Gerechtshof Arnhem-Leeuwarden

Datum uitspraak
13 februari 2025
Publicatiedatum
13 februari 2025
Zaaknummer
200.331.074/01
Instantie
Gerechtshof Arnhem-Leeuwarden
Type
Uitspraak
Rechtsgebied
Civiel recht
Procedures
  • Hoger beroep
Vindplaatsen
  • Rechtspraak.nl
AI samenvatting door LexboostAutomatisch gegenereerd

Faillissement van KTC Bolsward B.V. en de beoordeling van het vorderingsrecht van het Pensioenfonds Zorg en Welzijn

In deze zaak heeft het Gerechtshof Arnhem-Leeuwarden op 13 februari 2025 uitspraak gedaan in hoger beroep over de faillietverklaring van KTC Bolsward B.V. Het Pensioenfonds Zorg en Welzijn, vertegenwoordigd door mr. E.T. van den Hout, had hoger beroep ingesteld tegen de beschikking van de rechtbank Noord-Nederland, die op 7 januari 2025 het verzoek tot faillietverklaring had afgewezen. De rechtbank oordeelde dat niet summierlijk was gebleken van het vorderingsrecht van het Pensioenfonds.
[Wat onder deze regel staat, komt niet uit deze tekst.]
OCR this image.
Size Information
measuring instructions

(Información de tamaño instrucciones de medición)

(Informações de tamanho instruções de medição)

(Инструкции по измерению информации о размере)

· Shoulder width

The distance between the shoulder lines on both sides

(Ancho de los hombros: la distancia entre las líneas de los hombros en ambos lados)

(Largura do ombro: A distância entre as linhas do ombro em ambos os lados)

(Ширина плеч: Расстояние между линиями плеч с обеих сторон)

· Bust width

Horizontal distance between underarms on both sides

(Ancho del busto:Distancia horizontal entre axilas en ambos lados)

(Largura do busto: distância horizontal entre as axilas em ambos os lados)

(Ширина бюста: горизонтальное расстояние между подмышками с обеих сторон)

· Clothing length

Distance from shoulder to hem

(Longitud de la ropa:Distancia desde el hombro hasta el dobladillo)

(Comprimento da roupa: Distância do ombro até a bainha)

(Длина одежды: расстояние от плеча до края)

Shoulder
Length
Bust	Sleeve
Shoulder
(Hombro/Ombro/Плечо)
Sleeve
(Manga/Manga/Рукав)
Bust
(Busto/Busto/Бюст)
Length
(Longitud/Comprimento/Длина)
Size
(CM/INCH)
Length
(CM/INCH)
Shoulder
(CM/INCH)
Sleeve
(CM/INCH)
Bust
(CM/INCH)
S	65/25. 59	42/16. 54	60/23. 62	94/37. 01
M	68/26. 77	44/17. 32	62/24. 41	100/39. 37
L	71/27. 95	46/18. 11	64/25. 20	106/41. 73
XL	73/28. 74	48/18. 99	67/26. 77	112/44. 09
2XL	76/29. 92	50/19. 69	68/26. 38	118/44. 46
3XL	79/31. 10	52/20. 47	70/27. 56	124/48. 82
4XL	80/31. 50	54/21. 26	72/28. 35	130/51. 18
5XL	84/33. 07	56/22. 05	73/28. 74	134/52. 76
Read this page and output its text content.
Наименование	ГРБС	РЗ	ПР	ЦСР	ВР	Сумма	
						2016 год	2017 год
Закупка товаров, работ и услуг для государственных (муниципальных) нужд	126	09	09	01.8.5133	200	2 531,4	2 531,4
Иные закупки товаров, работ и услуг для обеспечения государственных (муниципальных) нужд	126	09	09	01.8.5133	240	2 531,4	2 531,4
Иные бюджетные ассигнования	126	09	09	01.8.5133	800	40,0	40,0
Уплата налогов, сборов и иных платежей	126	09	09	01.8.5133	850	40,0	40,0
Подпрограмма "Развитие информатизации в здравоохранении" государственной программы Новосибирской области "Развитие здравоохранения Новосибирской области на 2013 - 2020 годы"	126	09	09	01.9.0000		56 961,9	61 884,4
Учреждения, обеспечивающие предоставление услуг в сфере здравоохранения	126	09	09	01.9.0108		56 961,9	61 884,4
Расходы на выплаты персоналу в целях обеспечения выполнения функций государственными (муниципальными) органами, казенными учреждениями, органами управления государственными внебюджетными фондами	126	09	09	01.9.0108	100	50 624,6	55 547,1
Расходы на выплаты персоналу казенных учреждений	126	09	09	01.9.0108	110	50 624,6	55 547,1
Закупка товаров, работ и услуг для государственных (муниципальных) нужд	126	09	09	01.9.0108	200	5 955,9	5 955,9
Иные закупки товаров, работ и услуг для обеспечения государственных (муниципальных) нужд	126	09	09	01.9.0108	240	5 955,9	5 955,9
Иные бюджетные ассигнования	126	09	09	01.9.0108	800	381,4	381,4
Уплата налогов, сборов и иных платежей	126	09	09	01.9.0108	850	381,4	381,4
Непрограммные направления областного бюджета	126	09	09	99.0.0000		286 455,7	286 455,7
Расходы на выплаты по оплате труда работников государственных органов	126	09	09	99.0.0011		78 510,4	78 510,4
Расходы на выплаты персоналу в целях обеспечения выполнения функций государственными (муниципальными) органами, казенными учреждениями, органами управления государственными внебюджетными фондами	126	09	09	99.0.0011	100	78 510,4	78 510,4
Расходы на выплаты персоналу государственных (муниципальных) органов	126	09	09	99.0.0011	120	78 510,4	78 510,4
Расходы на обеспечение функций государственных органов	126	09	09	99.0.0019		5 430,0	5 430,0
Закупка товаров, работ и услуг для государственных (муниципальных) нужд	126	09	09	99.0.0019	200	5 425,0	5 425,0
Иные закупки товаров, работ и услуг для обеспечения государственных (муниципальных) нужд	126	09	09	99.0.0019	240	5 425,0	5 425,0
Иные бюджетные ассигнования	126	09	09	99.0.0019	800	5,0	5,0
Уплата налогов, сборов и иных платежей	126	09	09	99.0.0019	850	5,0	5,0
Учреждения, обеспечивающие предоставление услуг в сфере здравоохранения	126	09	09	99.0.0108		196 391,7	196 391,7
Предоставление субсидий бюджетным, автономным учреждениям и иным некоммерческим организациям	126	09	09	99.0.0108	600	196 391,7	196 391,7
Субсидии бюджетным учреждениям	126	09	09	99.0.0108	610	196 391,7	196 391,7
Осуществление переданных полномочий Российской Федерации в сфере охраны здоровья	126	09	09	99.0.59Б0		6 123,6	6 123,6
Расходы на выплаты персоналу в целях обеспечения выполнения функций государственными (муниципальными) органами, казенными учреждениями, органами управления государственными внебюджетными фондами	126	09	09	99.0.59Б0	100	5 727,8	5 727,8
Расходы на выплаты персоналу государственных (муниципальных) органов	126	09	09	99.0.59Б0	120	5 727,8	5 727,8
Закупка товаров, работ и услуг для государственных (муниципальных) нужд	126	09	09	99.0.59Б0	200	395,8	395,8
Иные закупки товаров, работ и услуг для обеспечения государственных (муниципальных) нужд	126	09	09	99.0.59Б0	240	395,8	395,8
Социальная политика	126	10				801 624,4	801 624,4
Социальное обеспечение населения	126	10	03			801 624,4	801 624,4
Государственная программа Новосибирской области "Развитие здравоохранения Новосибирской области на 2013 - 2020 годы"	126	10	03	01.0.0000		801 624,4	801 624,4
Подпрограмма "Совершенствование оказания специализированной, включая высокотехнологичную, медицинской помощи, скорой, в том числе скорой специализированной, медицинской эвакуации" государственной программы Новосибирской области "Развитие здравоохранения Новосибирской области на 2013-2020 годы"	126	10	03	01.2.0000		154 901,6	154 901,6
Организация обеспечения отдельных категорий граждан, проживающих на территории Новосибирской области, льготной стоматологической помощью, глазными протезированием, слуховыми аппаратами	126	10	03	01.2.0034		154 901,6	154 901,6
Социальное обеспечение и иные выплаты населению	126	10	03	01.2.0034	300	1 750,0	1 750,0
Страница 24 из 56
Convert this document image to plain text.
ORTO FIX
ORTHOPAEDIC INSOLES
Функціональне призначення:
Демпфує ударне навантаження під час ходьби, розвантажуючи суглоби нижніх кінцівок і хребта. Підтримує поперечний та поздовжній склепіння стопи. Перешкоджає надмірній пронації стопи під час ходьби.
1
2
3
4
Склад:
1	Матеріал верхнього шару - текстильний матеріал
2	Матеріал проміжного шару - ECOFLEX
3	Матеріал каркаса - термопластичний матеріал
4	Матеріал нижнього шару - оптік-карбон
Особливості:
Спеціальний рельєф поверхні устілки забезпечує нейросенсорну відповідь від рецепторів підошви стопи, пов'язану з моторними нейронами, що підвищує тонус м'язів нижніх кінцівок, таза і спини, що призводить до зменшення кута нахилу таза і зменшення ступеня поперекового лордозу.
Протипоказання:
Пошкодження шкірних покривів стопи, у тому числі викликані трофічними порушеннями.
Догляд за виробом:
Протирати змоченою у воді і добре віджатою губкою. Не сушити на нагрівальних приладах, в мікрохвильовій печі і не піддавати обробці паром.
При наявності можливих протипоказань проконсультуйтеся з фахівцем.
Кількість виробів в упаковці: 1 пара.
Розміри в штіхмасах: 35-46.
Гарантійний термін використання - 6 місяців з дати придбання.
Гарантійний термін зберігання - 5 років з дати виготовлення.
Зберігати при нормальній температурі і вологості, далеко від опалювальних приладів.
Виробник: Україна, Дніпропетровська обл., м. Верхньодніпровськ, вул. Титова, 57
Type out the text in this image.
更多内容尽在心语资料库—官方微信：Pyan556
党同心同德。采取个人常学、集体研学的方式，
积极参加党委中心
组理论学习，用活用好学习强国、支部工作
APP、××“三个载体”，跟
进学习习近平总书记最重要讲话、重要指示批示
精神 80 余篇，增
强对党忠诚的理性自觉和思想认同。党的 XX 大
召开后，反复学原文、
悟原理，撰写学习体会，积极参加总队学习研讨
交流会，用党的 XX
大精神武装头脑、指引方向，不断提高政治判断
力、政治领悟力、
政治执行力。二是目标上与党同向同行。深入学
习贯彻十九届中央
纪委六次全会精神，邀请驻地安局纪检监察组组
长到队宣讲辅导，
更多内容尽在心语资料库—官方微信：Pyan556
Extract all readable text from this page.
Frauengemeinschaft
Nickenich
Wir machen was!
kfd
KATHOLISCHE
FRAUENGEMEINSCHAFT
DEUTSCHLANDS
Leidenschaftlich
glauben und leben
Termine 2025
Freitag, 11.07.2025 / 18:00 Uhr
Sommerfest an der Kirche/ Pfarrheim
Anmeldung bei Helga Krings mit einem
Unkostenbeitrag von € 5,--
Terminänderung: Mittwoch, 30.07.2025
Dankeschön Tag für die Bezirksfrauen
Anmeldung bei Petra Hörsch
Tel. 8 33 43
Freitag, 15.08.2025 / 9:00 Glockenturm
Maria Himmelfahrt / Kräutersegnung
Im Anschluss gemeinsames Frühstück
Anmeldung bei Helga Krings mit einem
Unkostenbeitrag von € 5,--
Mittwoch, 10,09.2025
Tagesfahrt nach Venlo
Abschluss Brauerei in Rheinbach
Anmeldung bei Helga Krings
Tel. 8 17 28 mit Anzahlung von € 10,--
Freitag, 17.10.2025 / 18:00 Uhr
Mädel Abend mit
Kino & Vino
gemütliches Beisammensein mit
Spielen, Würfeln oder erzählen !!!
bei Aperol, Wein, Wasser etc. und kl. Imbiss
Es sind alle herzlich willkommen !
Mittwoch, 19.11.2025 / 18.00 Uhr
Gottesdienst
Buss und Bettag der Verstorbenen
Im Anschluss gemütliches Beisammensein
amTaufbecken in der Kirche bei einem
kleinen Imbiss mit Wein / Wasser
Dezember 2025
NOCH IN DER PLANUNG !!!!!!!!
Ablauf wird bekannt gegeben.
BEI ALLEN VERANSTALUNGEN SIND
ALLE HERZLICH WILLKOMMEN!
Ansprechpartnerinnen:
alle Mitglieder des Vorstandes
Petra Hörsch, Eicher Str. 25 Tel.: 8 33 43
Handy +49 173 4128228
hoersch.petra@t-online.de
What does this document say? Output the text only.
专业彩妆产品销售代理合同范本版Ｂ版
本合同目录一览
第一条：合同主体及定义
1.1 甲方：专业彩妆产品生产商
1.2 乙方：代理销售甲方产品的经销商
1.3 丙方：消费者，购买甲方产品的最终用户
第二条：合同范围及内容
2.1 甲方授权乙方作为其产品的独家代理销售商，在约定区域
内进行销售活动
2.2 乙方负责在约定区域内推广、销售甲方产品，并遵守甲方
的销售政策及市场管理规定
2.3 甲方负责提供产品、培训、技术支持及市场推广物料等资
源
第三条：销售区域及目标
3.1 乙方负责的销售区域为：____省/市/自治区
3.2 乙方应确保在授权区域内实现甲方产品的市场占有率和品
In het hoger beroep voerde het Pensioenfonds aan dat KTC Bolsward een dwangbevel had ontvangen en dat er onbetaalde facturen waren. Het hof oordeelde dat het vorderingsrecht van het Pensioenfonds voldoende was komen vast te staan, mede door het bestaan van een steunvordering van de Belastingdienst op KTC Bolsward. Het hof stelde vast dat KTC Bolsward in een toestand verkeerde van hebben opgehouden te betalen, wat voldeed aan de vereisten van artikel 6 lid 3 van de Faillissementswet.

Het hof vernietigde de beschikking van de rechtbank en verklaarde KTC Bolsward B.V. per heden in staat van faillissement. Tevens benoemde het hof mr. D.J. Klijn tot rechter-commissaris en mr. S.L. Elzinga tot curator. Deze uitspraak is gedaan in het openbaar en is geregistreerd onder ECLI:NL:GHARL:2025:737.

Uitspraak

GERECHTSHOF ARNHEM-LEEUWARDEN
locatie Leeuwarden
afdeling civiel recht, handel
zaaknummer gerechtshof 200.349.963/01
(zaaknummer rechtbank Noord-Nederland C/19/240302)
arrest van 13 februari 2025
in de zaak van
Stichting Pensioenfonds Zorg en Welzijn h.o.d.n. PFZW,
die is gevestigd in Utrecht,
die hoger beroep heeft ingesteld,
hierna te noemen:
het Pensioenfonds,
advocaat: mr. E.T. van den Hout,
tegen
KTC Bolsward B.V.,
die is gevestigd in Bolsward,
hierna te noemen:
KTC Bolsward,
advocaat: mr. M.J. Oudman, die zich in hoger beroep heeft onttrokken.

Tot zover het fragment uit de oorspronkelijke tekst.